There is a mix of sadness and horror though not anger, which I thought was curious. He expressed more anger at the idea of paying the blackmailer than in his wife's infidelity. For the most part though, Mitchum is quite calm throughout The Ambassador, whether it is being arrested by the Israeli military for consorting with terrorists (whom Hacker would insist were mere idealistic students) or facing off against angry Israeli students who balk at negotiations with those who don't recognize their right to exist.

I think Hudson did a pretty good job as Stevenson, forever growling at Hacker's idiocy yet remaining loyal to the job. I do wonder if perhaps a younger man might have done better, but in his final performance Hudson acquitted himself well as an older action star. 

Burstyn is another matter. It almost seems as if she is aware that she is too smart for The Ambassador, particularly when she has to rattle off puns about where she's been. She informs Peter that she's been "riding an Arab" and that she rode him bareback.
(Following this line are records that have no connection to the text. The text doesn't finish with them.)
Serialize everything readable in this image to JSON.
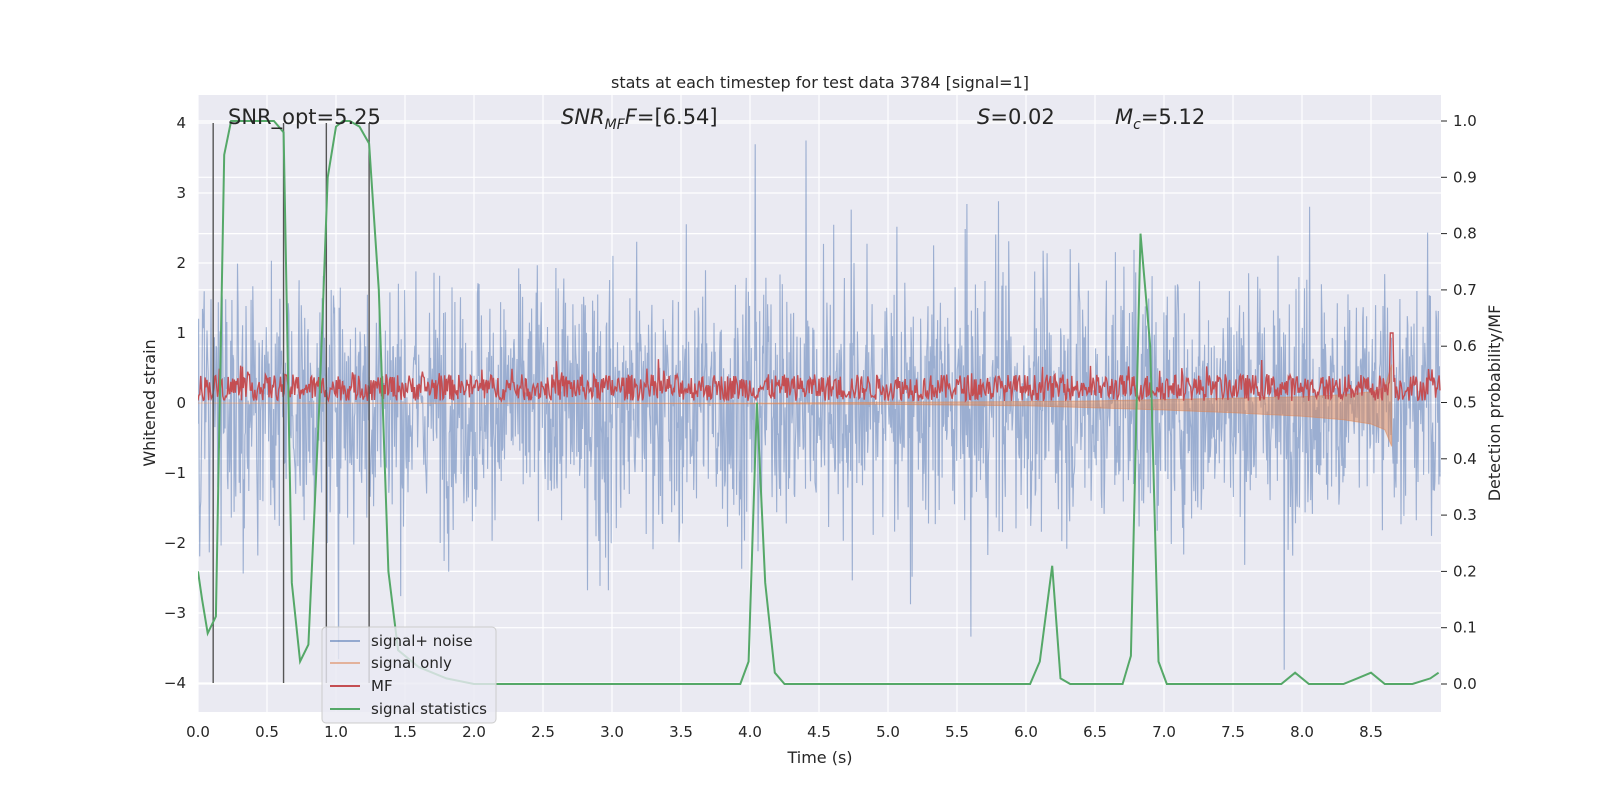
{
  "chart_data": {
    "type": "line",
    "title": "stats at each timestep for test data 3784 [signal=1]",
    "xlabel": "Time (s)",
    "ylabel": "Whitened strain",
    "ylabel_right": "Detection probability/MF",
    "xlim": [
      0.0,
      9.0
    ],
    "ylim": [
      -4.35,
      4.4
    ],
    "ylim_right": [
      -0.05,
      1.04
    ],
    "grid": true,
    "legend_position": "lower-left",
    "x_ticks": [
      "0.0",
      "0.5",
      "1.0",
      "1.5",
      "2.0",
      "2.5",
      "3.0",
      "3.5",
      "4.0",
      "4.5",
      "5.0",
      "5.5",
      "6.0",
      "6.5",
      "7.0",
      "7.5",
      "8.0",
      "8.5"
    ],
    "y_ticks": [
      "−4",
      "−3",
      "−2",
      "−1",
      "0",
      "1",
      "2",
      "3",
      "4"
    ],
    "y_ticks_right": [
      "0.0",
      "0.1",
      "0.2",
      "0.3",
      "0.4",
      "0.5",
      "0.6",
      "0.7",
      "0.8",
      "0.9",
      "1.0"
    ],
    "annotations": {
      "snr_opt": "SNR_opt=5.25",
      "snr_mf_main": "SNR",
      "snr_mf_sub": "MF",
      "snr_mf_rest": "=[6.54]",
      "s_main": "S",
      "s_value": "=0.02",
      "mc_main": "M",
      "mc_sub": "c",
      "mc_value": "=5.12"
    },
    "vertical_markers_x": [
      0.11,
      0.62,
      0.93,
      1.24
    ],
    "colors": {
      "background": "#eaeaf2",
      "grid": "#ffffff",
      "signal_noise": "#4c72b0",
      "signal_only": "#dd8452",
      "mf": "#c44e52",
      "statistics": "#55a868",
      "marker": "#555555"
    },
    "series": [
      {
        "name": "signal+ noise",
        "axis": "left",
        "description_range": [
          -3.95,
          3.75
        ],
        "x_range": [
          0.0,
          9.0
        ],
        "y_min_envelope": -2.6,
        "y_max_envelope": 2.6
      },
      {
        "name": "signal only",
        "axis": "left",
        "x": [
          0.0,
          4.0,
          5.0,
          6.0,
          6.5,
          7.0,
          7.5,
          8.0,
          8.3,
          8.5,
          8.6,
          8.65
        ],
        "y_min": [
          0.0,
          -0.01,
          -0.02,
          -0.04,
          -0.07,
          -0.1,
          -0.14,
          -0.19,
          -0.24,
          -0.3,
          -0.38,
          -0.62
        ],
        "y_max": [
          0.0,
          0.0,
          0.01,
          0.02,
          0.03,
          0.05,
          0.07,
          0.09,
          0.12,
          0.16,
          0.22,
          0.55
        ]
      },
      {
        "name": "MF",
        "axis": "left",
        "baseline": 0.22,
        "x": [
          8.65
        ],
        "y": [
          1.0
        ]
      },
      {
        "name": "signal statistics",
        "axis": "right",
        "x": [
          0.0,
          0.03,
          0.07,
          0.13,
          0.19,
          0.24,
          0.3,
          0.45,
          0.55,
          0.62,
          0.68,
          0.74,
          0.8,
          0.88,
          0.94,
          1.0,
          1.05,
          1.1,
          1.17,
          1.24,
          1.31,
          1.38,
          1.45,
          1.6,
          1.8,
          2.0,
          2.5,
          3.0,
          3.5,
          3.93,
          3.99,
          4.05,
          4.11,
          4.18,
          4.25,
          5.0,
          6.03,
          6.1,
          6.19,
          6.25,
          6.32,
          6.7,
          6.76,
          6.83,
          6.9,
          6.96,
          7.02,
          7.08,
          7.5,
          7.85,
          7.95,
          8.05,
          8.15,
          8.3,
          8.4,
          8.5,
          8.6,
          8.8,
          8.93,
          8.99
        ],
        "y": [
          0.2,
          0.15,
          0.09,
          0.12,
          0.94,
          1.0,
          1.0,
          1.0,
          1.0,
          0.98,
          0.18,
          0.04,
          0.07,
          0.5,
          0.9,
          0.99,
          1.0,
          1.0,
          0.99,
          0.96,
          0.7,
          0.2,
          0.06,
          0.03,
          0.01,
          0.0,
          0.0,
          0.0,
          0.0,
          0.0,
          0.04,
          0.5,
          0.18,
          0.02,
          0.0,
          0.0,
          0.0,
          0.04,
          0.21,
          0.01,
          0.0,
          0.0,
          0.05,
          0.8,
          0.6,
          0.04,
          0.0,
          0.0,
          0.0,
          0.0,
          0.02,
          0.0,
          0.0,
          0.0,
          0.01,
          0.02,
          0.0,
          0.0,
          0.01,
          0.02
        ]
      }
    ]
  }
}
She doesn't deliver these lines with any perverse glee but almost in anger, as if she is aware of the puns and thinks them silly. Whether surviving a terrorist bombing or being shocked to discover her lover is himself married with kids, Burstyn doesn't seem interested.

Pleasance in his smaller role did well, and even injected about the only real laugh I got. When berating the Mossad agent who had secretly recorded the Alex/Mustafa tryst, he angrily states "I don't care if she's sleeping with King Hussein! It's none of our business!". I don't know why I found that funny.

The action scenes seem small-scale, but the final massacre of the Israeli/Arab Palestinian massacre seemed excessively graphic in its bloody manner. Add to that an almost forced upbeat ending and I wonder whether The Ambassador should be recalled.